Suggestions for such re-imagining welcome. Or perhaps we should abolish pre-publication peer review?


Last month we had a very active post with readers submitting their “Philosophy Journal Horror Stories.” The following story, recounted by Nathan Salmon (UCSB), fits well with that collection.

In a public post on Facebook, he writes:
The system of peer review in analytic philosophy is badly broken and needs to be re-imagined.
[René Magritte – “Not To Be Reproduced”]
The contemporary philosopher whose views are in dispute: Nathan Salmon. I had referred to myself in the third person for the purpose of blind review.

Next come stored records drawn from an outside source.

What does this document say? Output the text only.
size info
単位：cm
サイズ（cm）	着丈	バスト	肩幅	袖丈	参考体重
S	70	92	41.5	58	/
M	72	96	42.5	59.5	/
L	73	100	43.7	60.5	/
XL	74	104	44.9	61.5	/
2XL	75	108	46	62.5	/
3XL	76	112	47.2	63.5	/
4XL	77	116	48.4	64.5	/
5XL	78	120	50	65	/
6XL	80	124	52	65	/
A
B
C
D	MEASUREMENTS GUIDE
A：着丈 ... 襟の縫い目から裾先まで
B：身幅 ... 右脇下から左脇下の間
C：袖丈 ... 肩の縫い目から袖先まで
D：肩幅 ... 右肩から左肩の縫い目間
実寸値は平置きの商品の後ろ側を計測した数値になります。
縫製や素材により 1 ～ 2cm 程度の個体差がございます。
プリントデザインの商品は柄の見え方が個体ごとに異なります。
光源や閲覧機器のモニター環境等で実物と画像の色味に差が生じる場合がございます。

I received an anonymous referee report that emphatically rejected my classification of a particular contemporary philosopher as one among several who do not endorse certain views that have been attributed to them by some careless readers. The referee authoritatively declared—without a shred of textual support, yet without a trace of tentativeness—that the philosopher in question very definitely holds the views in question. So confident is the referee in fact that they declared my interpretation to be disingenuous—either that or naïve.
Because of the sheer volume of submissions in analytic philosophy, any referee for a journal submission is effectively given unilateral veto power over that submission, under the full protection of professional anonymity. In my experience, the current dysfunction in the peer-review system in analytic philosophy is due in large measure, but not entirely, to simple professional incompetence, often combined with arrogance. It is also due largely to widespread serious misunderstanding of the reviewer’s assigned task, which is not to declare whether the work under review has persuaded the reviewer to relinquish their prior theoretical stance, but to make a professional assessment with regard to merit and suitability. There is also the unfortunate tendency among some to troll, especially if that can be done anonymously. Worst of all, the dysfunction is also due partly to professional abuse of the veto power for the purpose of suppression, to protect the reviewer against published criticism or to influence the narrative in the reviewer’s favor.